Here’s my problem: people keep complaining to me about our current CMS. The marketing department says it won’t let them be ‘agile,’ sales say they don’t have enough leads and the IT department say they’re sick of spending all their time writing code to fix spelling mistakes.
Source: All I Want for Christmas Is a New CMS
Reading this blog post I get a bit frustrated. I am in the Content Management Industry for quite a while. Even in my early years we always sold the promise of easy Web Content Management to our customers. One key message was to allow content owners to easily publish their content without going through IT, just through a simple approval process a maximum.

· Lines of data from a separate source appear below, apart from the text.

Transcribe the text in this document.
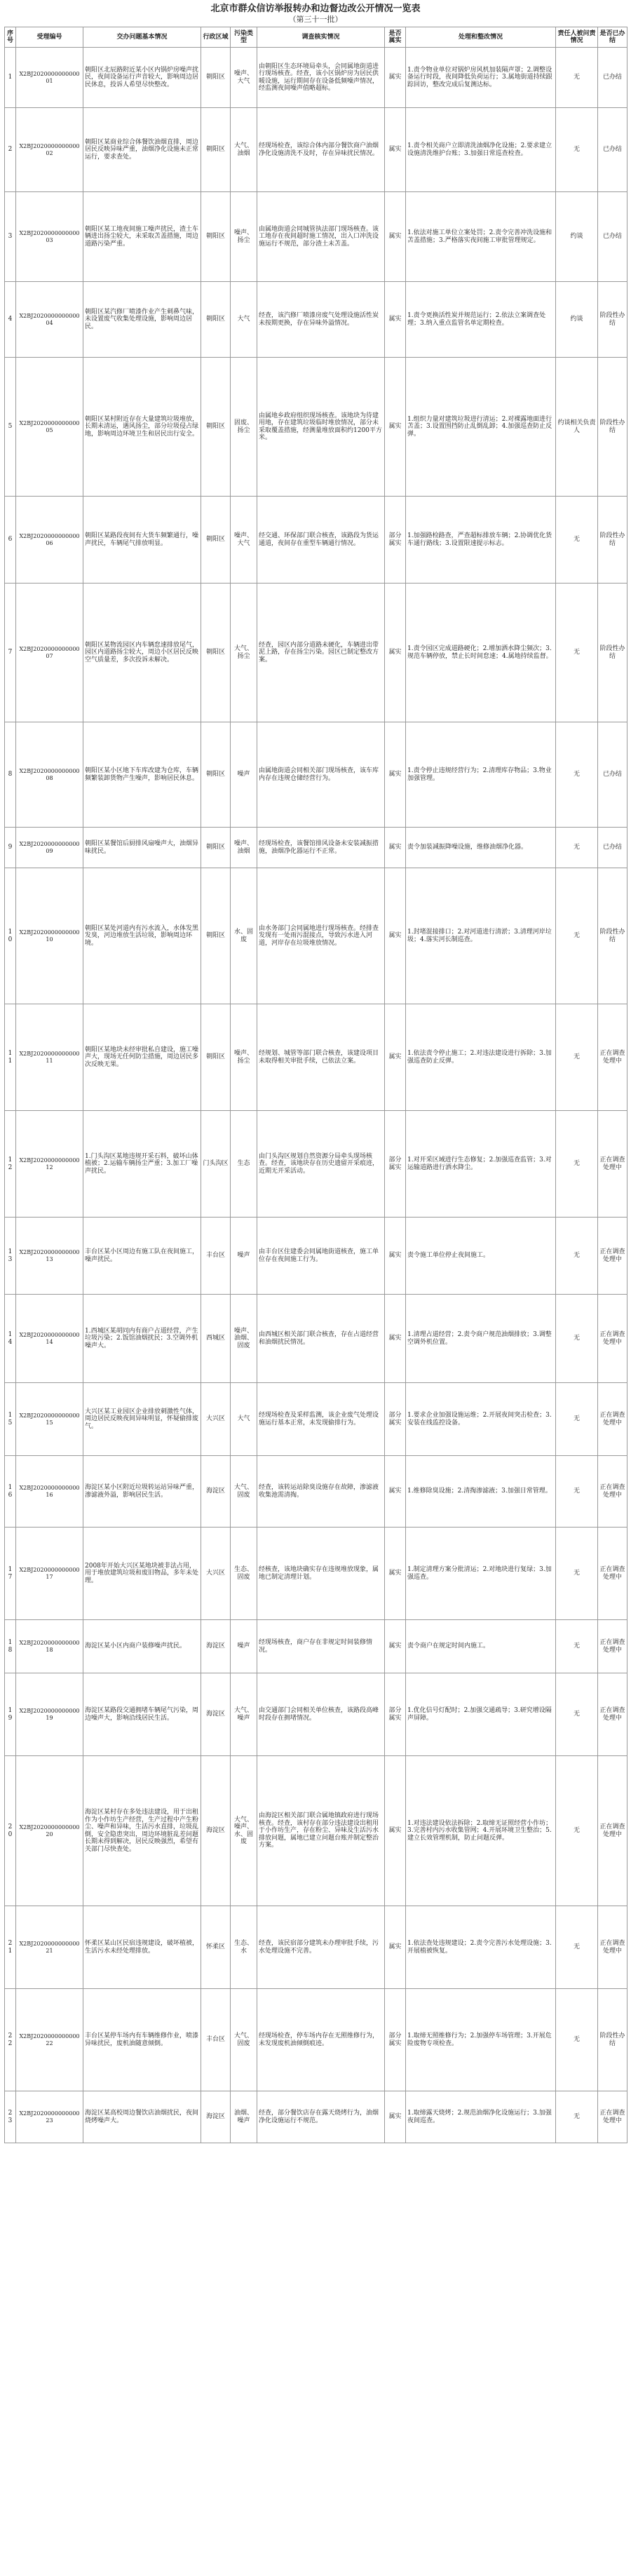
北京市群众信访举报转办和边督边改公开情况一览表

（第三十一批）

序号	受理编号	交办问题基本情况	行政区域	污染类型	调查核实情况	是否属实	处理和整改情况	责任人被问责情况	是否已办结
1	X2BJ202000000000001	朝阳区北辰路附近某小区内锅炉房噪声扰民，夜间设备运行声音较大，影响周边居民休息，投诉人希望尽快整改。	朝阳区	噪声、大气	由朝阳区生态环境局牵头，会同属地街道进行现场核查。经查，该小区锅炉房为居民供暖设施，运行期间存在设备低频噪声情况，经监测夜间噪声值略超标。	属实	1.责令物业单位对锅炉房风机加装隔声罩；2.调整设备运行时段，夜间降低负荷运行；3.属地街道持续跟踪回访，整改完成后复测达标。	无	已办结
2	X2BJ202000000000002	朝阳区某商业综合体餐饮油烟直排，周边居民反映异味严重，油烟净化设施未正常运行，要求查处。	朝阳区	大气、油烟	经现场检查，该综合体内部分餐饮商户油烟净化设施清洗不及时，存在异味扰民情况。	属实	1.责令相关商户立即清洗油烟净化设施；2.要求建立设施清洗维护台账；3.加强日常巡查检查。	无	已办结
3	X2BJ202000000000003	朝阳区某工地夜间施工噪声扰民，渣土车辆进出扬尘较大，未采取苫盖措施，周边道路污染严重。	朝阳区	噪声、扬尘	由属地街道会同城管执法部门现场核查。该工地存在夜间超时施工情况，出入口冲洗设施运行不规范，部分渣土未苫盖。	属实	1.依法对施工单位立案处罚；2.责令完善冲洗设施和苫盖措施；3.严格落实夜间施工审批管理规定。	约谈	已办结
4	X2BJ202000000000004	朝阳区某汽修厂喷漆作业产生刺鼻气味，未设置废气收集处理设施，影响周边居民。	朝阳区	大气	经查，该汽修厂喷漆房废气处理设施活性炭未按期更换，存在异味外溢情况。	属实	1.责令更换活性炭并规范运行；2.依法立案调查处理；3.纳入重点监管名单定期检查。	约谈	阶段性办结
5	X2BJ202000000000005	朝阳区某村附近存在大量建筑垃圾堆放，长期未清运，遇风扬尘，部分垃圾侵占绿地，影响周边环境卫生和居民出行安全。	朝阳区	固废、扬尘	由属地乡政府组织现场核查。该地块为待建用地，存在建筑垃圾临时堆放情况，部分未采取覆盖措施，经测量堆放面积约1200平方米。	属实	1.组织力量对建筑垃圾进行清运；2.对裸露地面进行苫盖；3.设置围挡防止乱倒乱卸；4.加强巡查防止反弹。	约谈相关负责人	阶段性办结
6	X2BJ202000000000006	朝阳区某路段夜间有大货车频繁通行，噪声扰民，车辆尾气排放明显。	朝阳区	噪声、大气	经交通、环保部门联合核查，该路段为货运通道，夜间存在重型车辆通行情况。	部分属实	1.加强路检路查，严查超标排放车辆；2.协调优化货车通行路线；3.设置限速提示标志。	无	阶段性办结
7	X2BJ202000000000007	朝阳区某物流园区内车辆怠速排放尾气，园区内道路扬尘较大，周边小区居民反映空气质量差，多次投诉未解决。	朝阳区	大气、扬尘	经查，园区内部分道路未硬化，车辆进出带泥上路，存在扬尘污染。园区已制定整改方案。	属实	1.责令园区完成道路硬化；2.增加洒水降尘频次；3.规范车辆停放，禁止长时间怠速；4.属地持续监督。	无	阶段性办结
8	X2BJ202000000000008	朝阳区某小区地下车库改建为仓库，车辆频繁装卸货物产生噪声，影响居民休息。	朝阳区	噪声	由属地街道会同相关部门现场核查，该车库内存在违规仓储经营行为。	属实	1.责令停止违规经营行为；2.清理库存物品；3.物业加强管理。	无	已办结
9	X2BJ202000000000009	朝阳区某餐馆后厨排风扇噪声大，油烟异味扰民。	朝阳区	噪声、油烟	经现场检查，该餐馆排风设备未安装减振措施，油烟净化器运行不正常。	属实	责令加装减振降噪设施，维修油烟净化器。	无	已办结
10	X2BJ202000000000010	朝阳区某处河道内有污水流入，水体发黑发臭，河边堆放生活垃圾，影响周边环境。	朝阳区	水、固废	由水务部门会同属地进行现场核查。经排查发现有一处雨污混接点，导致污水进入河道，河岸存在垃圾堆放情况。	属实	1.封堵混接排口；2.对河道进行清淤；3.清理河岸垃圾；4.落实河长制巡查。	无	阶段性办结
11	X2BJ202000000000011	朝阳区某地块未经审批私自建设，施工噪声大，现场无任何防尘措施，周边居民多次反映无果。	朝阳区	噪声、扬尘	经规划、城管等部门联合核查，该建设项目未取得相关审批手续，已依法立案。	属实	1.依法责令停止施工；2.对违法建设进行拆除；3.加强巡查防止反弹。	无	正在调查处理中
12	X2BJ202000000000012	1.门头沟区某地违规开采石料，破坏山体植被；2.运输车辆扬尘严重；3.加工厂噪声扰民。	门头沟区	生态	由门头沟区规划自然资源分局牵头现场核查。经查，该地块存在历史遗留开采痕迹，近期无开采活动。	部分属实	1.对开采区域进行生态修复；2.加强巡查监管；3.对运输道路进行洒水降尘。	无	正在调查处理中
13	X2BJ202000000000013	丰台区某小区周边有施工队在夜间施工，噪声扰民。	丰台区	噪声	由丰台区住建委会同属地街道核查，施工单位存在夜间施工行为。	属实	责令施工单位停止夜间施工。	无	正在调查处理中
14	X2BJ202000000000014	1.西城区某胡同内有商户占道经营，产生垃圾污染；2.饭馆油烟扰民；3.空调外机噪声大。	西城区	噪声、油烟、固废	由西城区相关部门联合核查，存在占道经营和油烟扰民情况。	属实	1.清理占道经营；2.责令商户规范油烟排放；3.调整空调外机位置。	无	正在调查处理中
15	X2BJ202000000000015	大兴区某工业园区企业排放刺激性气体，周边居民反映夜间异味明显，怀疑偷排废气。	大兴区	大气	经现场检查及采样监测，该企业废气处理设施运行基本正常，未发现偷排行为。	部分属实	1.要求企业加强设施运维；2.开展夜间突击检查；3.安装在线监控设备。	无	正在调查处理中
16	X2BJ202000000000016	海淀区某小区附近垃圾转运站异味严重，渗滤液外溢，影响居民生活。	海淀区	大气、固废	经查，该转运站除臭设施存在故障，渗滤液收集池需清掏。	属实	1.维修除臭设施；2.清掏渗滤液；3.加强日常管理。	无	正在调查处理中
17	X2BJ202000000000017	2008年开始大兴区某地块被非法占用，用于堆放建筑垃圾和废旧物品，多年未处理。	大兴区	生态、固废	经核查，该地块确实存在违规堆放现象，属地已制定清理计划。	属实	1.制定清理方案分批清运；2.对地块进行复绿；3.加强巡查。	无	正在调查处理中
18	X2BJ202000000000018	海淀区某小区内商户装修噪声扰民。	海淀区	噪声	经现场核查，商户存在非规定时间装修情况。	属实	责令商户在规定时间内施工。	无	正在调查处理中
19	X2BJ202000000000019	海淀区某路段交通拥堵车辆尾气污染，周边噪声大，影响沿线居民生活。	海淀区	大气、噪声	由交通部门会同相关单位核查，该路段高峰时段存在拥堵情况。	部分属实	1.优化信号灯配时；2.加强交通疏导；3.研究增设隔声屏障。	无	正在调查处理中
20	X2BJ202000000000020	海淀区某村存在多处违法建设，用于出租作为小作坊生产经营，生产过程中产生粉尘、噪声和异味，生活污水直排，垃圾乱倒，安全隐患突出，周边环境脏乱差问题长期未得到解决，居民反映强烈，希望有关部门尽快查处。	海淀区	大气、噪声、水、固废	由海淀区相关部门联合属地镇政府进行现场核查。经查，该村存在部分违法建设出租用于小作坊生产，存在粉尘、异味及生活污水排放问题，属地已建立问题台账并制定整治方案。	属实	1.对违法建设依法拆除；2.取缔无证照经营小作坊；3.完善村内污水收集管网；4.开展环境卫生整治；5.建立长效管理机制，防止问题反弹。	无	正在调查处理中
21	X2BJ202000000000021	怀柔区某山区民宿违规建设，破坏植被，生活污水未经处理排放。	怀柔区	生态、水	经查，该民宿部分建筑未办理审批手续，污水处理设施不完善。	属实	1.依法查处违规建设；2.责令完善污水处理设施；3.开展植被恢复。	无	正在调查处理中
22	X2BJ202000000000022	丰台区某停车场内有车辆维修作业，喷漆异味扰民，废机油随意倾倒。	丰台区	大气、固废	经现场检查，停车场内存在无照维修行为，未发现废机油倾倒痕迹。	部分属实	1.取缔无照维修行为；2.加强停车场管理；3.开展危险废物专项检查。	无	阶段性办结
23	X2BJ202000000000023	海淀区某高校周边餐饮店油烟扰民，夜间烧烤噪声大。	海淀区	油烟、噪声	经查，部分餐饮店存在露天烧烤行为，油烟净化设施运行不规范。	属实	1.取缔露天烧烤；2.规范油烟净化设施运行；3.加强夜间巡查。	无	正在调查处理中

Reality is different. In a lot of companies the web site is owned by departments, which keep the content owners away from their web pages. The infrastructure is often to complex, the technology used not state of the art.
BUT: I don’t believe it is primarily a technology problem. In my opinion it is very often a management problem. Give the content owners after all easy access and control over their content. In the age, where everybody can easily start their own blog and people are sharing and publishing content on social media, it is after all time to fulfill the promises of easy web content management through empowering the right content owners.
And be tough enough to simple cut off old, outdated pages. Yes, you might lose traffic and so on and so forth. But my feeling is to restart from scratch very often makes more sense then to fix hundreds and more pages. Time to restart.
And keep this in mind:
A B2B web usability report by KoMarketing and BuyerZone found a big disconnect between what B2B buyers wanted to see on a website and the content that was actually there. For the buyers they surveyed, the top must-haves they wanted to see were clear contact details, lots of product information and specifications and pricing. More than half also said product reviews were a must. Check that your website offers all of these things and when it was last reviewed and updated.